Working with the EcoTarium and the Worcester Art Museum, two teams of WPI computer science and data science students have created custom-tailored apps that describe artworks and outdoor science exhibits and can even guide guests from place to place during their visit. 

“Such mobile apps give people the freedom to explore the world on their own terms, and at their own pace,” said Rodica Neamtu, a computer science professor at WPI, who advised the two teams of seniors. All students at WPI must complete a team-based Major Qualifying Project (MQP), a professional-level research and design project, before graduating.

Simple and easy to use, the EcoTarium Explorer was designed to deepen guests’ connection to the exhibits. Users can navigate the science and nature museum’s outdoor spaces at its sprawling campus on the city’s east side. Brief visible or audible descriptions are available at the touch of a button. 



“We are thrilled to be partnering with WPI students on their Major Qualifying Project and feel fortunate to have WPI as a local STEM resource,” said Katie Chappell, director of education and exhibits at the EcoTarium. “This project fits squarely within our mission to inspire a passion for science and nature through one-of-a-kind experiences, interactive exhibits, and accessible programming for all. Ensuring universal accessibility and equitable access for all members of our community is one of our key strategic priorities.” 

At the Worcester Art Museum, the custom-designed technology, called Beyond the Visual, allows users to read or hear a description of an artwork by opening the app and holding their phone close to a near-field communication tag, or NFC tag—similar to a QR code—mounted next to selected artworks.

Learn more about the MQP teams' work:

“Working with WPI and its students on this project was a great experience. It was exciting to see them take on different aspects of improving accessibility to the arts and culture within the city,” said Marnie Weir, director of learning and engagement for the Worcester Art Museum.
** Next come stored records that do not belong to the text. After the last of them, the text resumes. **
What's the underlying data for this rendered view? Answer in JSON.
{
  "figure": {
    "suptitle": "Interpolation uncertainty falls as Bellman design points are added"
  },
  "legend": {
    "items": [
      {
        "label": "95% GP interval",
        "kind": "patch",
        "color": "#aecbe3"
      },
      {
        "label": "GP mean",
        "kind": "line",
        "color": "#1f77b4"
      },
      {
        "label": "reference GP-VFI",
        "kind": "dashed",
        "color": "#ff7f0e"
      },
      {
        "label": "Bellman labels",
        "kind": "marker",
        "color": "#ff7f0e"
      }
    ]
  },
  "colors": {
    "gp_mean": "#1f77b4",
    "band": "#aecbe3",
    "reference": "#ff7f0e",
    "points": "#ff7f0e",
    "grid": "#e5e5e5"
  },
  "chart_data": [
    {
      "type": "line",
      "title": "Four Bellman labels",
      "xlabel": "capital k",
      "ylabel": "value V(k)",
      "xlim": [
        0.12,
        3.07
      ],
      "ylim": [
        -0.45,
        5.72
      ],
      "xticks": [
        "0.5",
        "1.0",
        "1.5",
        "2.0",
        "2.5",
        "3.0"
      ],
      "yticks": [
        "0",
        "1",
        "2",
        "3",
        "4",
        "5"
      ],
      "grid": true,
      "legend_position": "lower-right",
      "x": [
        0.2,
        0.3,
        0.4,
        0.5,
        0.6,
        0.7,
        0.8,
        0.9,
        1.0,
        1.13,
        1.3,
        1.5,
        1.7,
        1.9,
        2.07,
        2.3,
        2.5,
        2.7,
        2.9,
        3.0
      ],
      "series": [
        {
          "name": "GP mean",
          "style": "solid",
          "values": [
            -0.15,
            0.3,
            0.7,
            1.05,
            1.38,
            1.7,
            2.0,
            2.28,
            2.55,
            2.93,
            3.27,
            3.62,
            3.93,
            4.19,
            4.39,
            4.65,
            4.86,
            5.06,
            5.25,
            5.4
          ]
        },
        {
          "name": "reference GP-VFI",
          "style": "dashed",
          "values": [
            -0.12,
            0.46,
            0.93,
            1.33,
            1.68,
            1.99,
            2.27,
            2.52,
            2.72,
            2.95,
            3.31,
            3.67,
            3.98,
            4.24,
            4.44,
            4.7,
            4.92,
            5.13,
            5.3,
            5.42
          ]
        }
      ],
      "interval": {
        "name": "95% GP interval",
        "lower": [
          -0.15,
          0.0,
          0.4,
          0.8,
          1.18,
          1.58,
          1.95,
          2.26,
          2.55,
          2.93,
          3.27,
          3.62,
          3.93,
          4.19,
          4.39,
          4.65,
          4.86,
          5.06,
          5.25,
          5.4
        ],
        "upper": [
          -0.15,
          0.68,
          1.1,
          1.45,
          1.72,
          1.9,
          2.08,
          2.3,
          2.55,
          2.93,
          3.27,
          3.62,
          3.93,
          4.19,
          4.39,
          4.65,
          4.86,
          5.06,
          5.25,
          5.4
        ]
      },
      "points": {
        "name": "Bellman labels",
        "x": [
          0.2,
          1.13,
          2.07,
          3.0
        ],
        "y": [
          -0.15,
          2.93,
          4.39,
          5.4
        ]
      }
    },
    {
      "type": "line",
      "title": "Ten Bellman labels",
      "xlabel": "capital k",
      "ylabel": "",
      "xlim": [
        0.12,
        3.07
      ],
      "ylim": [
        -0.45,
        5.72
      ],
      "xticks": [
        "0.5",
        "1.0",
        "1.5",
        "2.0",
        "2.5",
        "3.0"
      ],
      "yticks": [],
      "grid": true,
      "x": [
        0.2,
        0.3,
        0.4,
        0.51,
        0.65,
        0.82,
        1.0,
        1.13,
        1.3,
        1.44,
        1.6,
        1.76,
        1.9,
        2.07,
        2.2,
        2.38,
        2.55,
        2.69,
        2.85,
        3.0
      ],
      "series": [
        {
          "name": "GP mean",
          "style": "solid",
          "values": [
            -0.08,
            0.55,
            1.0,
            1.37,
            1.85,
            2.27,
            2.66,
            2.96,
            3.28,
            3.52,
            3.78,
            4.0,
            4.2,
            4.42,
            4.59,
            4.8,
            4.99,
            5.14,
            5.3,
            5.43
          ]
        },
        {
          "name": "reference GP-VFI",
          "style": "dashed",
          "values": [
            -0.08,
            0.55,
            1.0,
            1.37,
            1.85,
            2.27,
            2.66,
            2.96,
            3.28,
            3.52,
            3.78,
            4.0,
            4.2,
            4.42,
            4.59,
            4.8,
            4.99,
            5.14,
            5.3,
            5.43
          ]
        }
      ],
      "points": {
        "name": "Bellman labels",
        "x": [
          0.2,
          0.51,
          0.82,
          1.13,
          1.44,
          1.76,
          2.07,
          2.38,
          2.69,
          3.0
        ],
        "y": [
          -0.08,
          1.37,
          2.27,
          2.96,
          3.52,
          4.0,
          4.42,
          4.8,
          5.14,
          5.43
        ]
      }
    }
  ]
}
Timothy Connors, a senior on the art museum MQP team, said he enjoyed working with testers referred from Audio Journal, a Worcester organization that serves the visually impaired. 

“Just to see the impact—to see how much it means to people, to be able to work with people who have to work through this problem, to be able to help them with it, and to understand their perspective—was gratifying,” Connors said. 

Harry Duchesne, director of Audio Journal, has worked with WPI student teams on previous projects, and said the new student-designed apps will prove to be must-have tools for a population eager to embrace technology as a way to increase mobility. 

“It’s all about quality of life,” Duchesne said. “Those who live with a disability, particularly the blind and print-disabled, want the same autonomy and independence the rest of us have.” 

Connors joined seniors Randy Dyer and Theo Coppola on the art museum team. The EcoTarium team included Dylan Olmsted, Joseph Fox, Brandon Vuong, Owen McGinley, and Dylan Phillips. 

The Beyond the Visual and EcoTarium Explorer apps are currently available for download for Apple and Android phones.